LA court interpreters worried about possible COVID-19 outbreaks amid colleague's death
LOS ANGELES - As the Los Angeles County Superior Court mourns the loss of one of its employees, his co-workers tell FOX 11 his death could have been prevented.
Sergio Cafaro, an interpreter with the LA County Superior Court in downtown Los Angeles, died from the virus' complications in January 2021. He was 56.
"He managed to endear himself on everybody," said Uri Yaval, Cafaro's co-worker. "It's very sad."
The workers claim that managers at the court were being irresponsible with Cafaro's battle with COVID-19 complications.
"I think I have a moral responsibility to speak up," said Begonya De Salvo, his co-worker.
Fellow interpreters say the problem started in December 2020 when a court employee came down with COVID-19. Some people who worked closely with that person were allowed to quarantine while others were not. Silvia Vico, who also works at the court, says she was in close contact with the infected employee but was not notified.
When she found out, she asked to quarantine but was denied the option.
"I talk to people above me and I said, 'Look, I was there the whole week. I'm sure I was exposed. I think I should be in quarantine,'" Vico explained. "[They said] 'No, you were not exposed.' I said, 'Well, I think I was.'"
On her own, Vico took a COVID-19 test, but continued her work as an interpreter at the Los Angeles County Superior Court, one of the busiest courthouses in the country.
She ultimately tested positive for the virus. Vico turned in a list of 17 co-workers she may have exposed. She said the reaction from the managers was shocking.
Vico said the managers "reverted" the issue against her.
Out of the 17 employees who were exposed, Cafero was the only person who got sick and died. Vico claims managers did not allow him to quarantine.
Vico admits it haunts her that her last conversation with her late co-worker was an argument.
"I told him, 'You should stay home,' and he was upset with me because he told me, 'What do you want me to do? I have no permission. I'm afraid.' So, our last conversation was an argument… another thing to add to my bag of sorrows," she told FOX 11's Gina Silva.
A spokesperson for the LA County Superior Court issued a statement that reads, in part:
"According to court documents and contact tracing interviews conducted during the incident assessment, quarantine for Mr. Cafaro was not warranted because he did not meet the definition of close contact under CDC and Los Angeles Department of Public Health (LADPH) guidelines. However, it is also important to note the Court allows an employee who feels uncomfortable about being at work because of a potential COVID exposure to take time off."
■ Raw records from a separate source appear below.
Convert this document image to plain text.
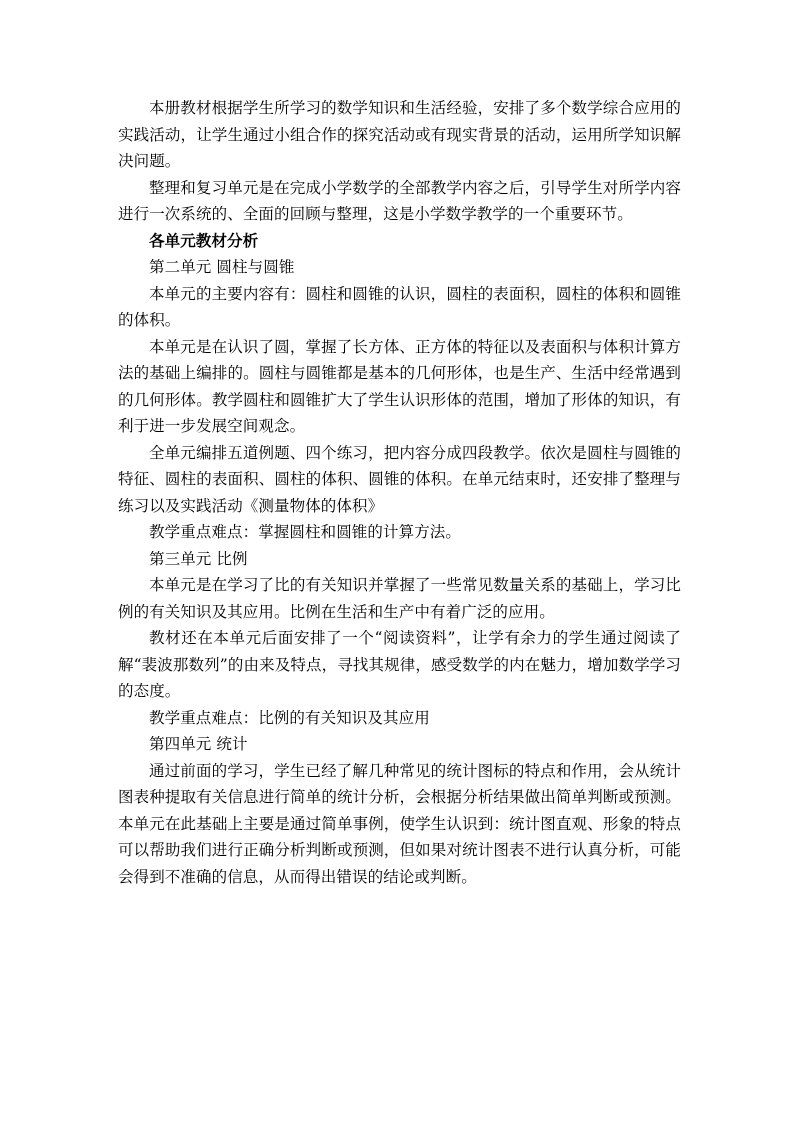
本册教材根据学生所学习的数学知识和生活经验，安排了多个数学综合应用的实践活动，让学生通过小组合作的探究活动或有现实背景的活动，运用所学知识解决问题。

整理和复习单元是在完成小学数学的全部教学内容之后，引导学生对所学内容进行一次系统的、全面的回顾与整理，这是小学数学教学的一个重要环节。

各单元教材分析

第二单元 圆柱与圆锥

本单元的主要内容有：圆柱和圆锥的认识，圆柱的表面积，圆柱的体积和圆锥的体积。

本单元是在认识了圆，掌握了长方体、正方体的特征以及表面积与体积计算方法的基础上编排的。圆柱与圆锥都是基本的几何形体，也是生产、生活中经常遇到的几何形体。教学圆柱和圆锥扩大了学生认识形体的范围，增加了形体的知识，有利于进一步发展空间观念。

全单元编排五道例题、四个练习，把内容分成四段教学。依次是圆柱与圆锥的特征、圆柱的表面积、圆柱的体积、圆锥的体积。在单元结束时，还安排了整理与练习以及实践活动《测量物体的体积》

教学重点难点：掌握圆柱和圆锥的计算方法。

第三单元 比例

本单元是在学习了比的有关知识并掌握了一些常见数量关系的基础上，学习比例的有关知识及其应用。比例在生活和生产中有着广泛的应用。

教材还在本单元后面安排了一个“阅读资料”，让学有余力的学生通过阅读了解“裴波那数列”的由来及特点，寻找其规律，感受数学的内在魅力，增加数学学习的态度。

教学重点难点：比例的有关知识及其应用

第四单元 统计

通过前面的学习，学生已经了解几种常见的统计图标的特点和作用，会从统计图表种提取有关信息进行简单的统计分析，会根据分析结果做出简单判断或预测。本单元在此基础上主要是通过简单事例，使学生认识到：统计图直观、形象的特点可以帮助我们进行正确分析判断或预测，但如果对统计图表不进行认真分析，可能会得到不准确的信息，从而得出错误的结论或判断。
"They're putting the burden of the quarantine [into] the employees," said De Salvo.
Since Cafaro's death, two other court employees have died from coronavirus complications: 66-year-old Daniel Felix and 49-year-old Policarpo Chai. Co-workers believe the two got the virus from work.
"What are you asking of your employer," FOX 11's Gina Silva asked.
"I’m advocating for the courts to close. To close now... Everything remote because we have the technology," De Salvo replied. "It's a public building so we have a responsibility to make sure that it's safe. And right now, it's not safe."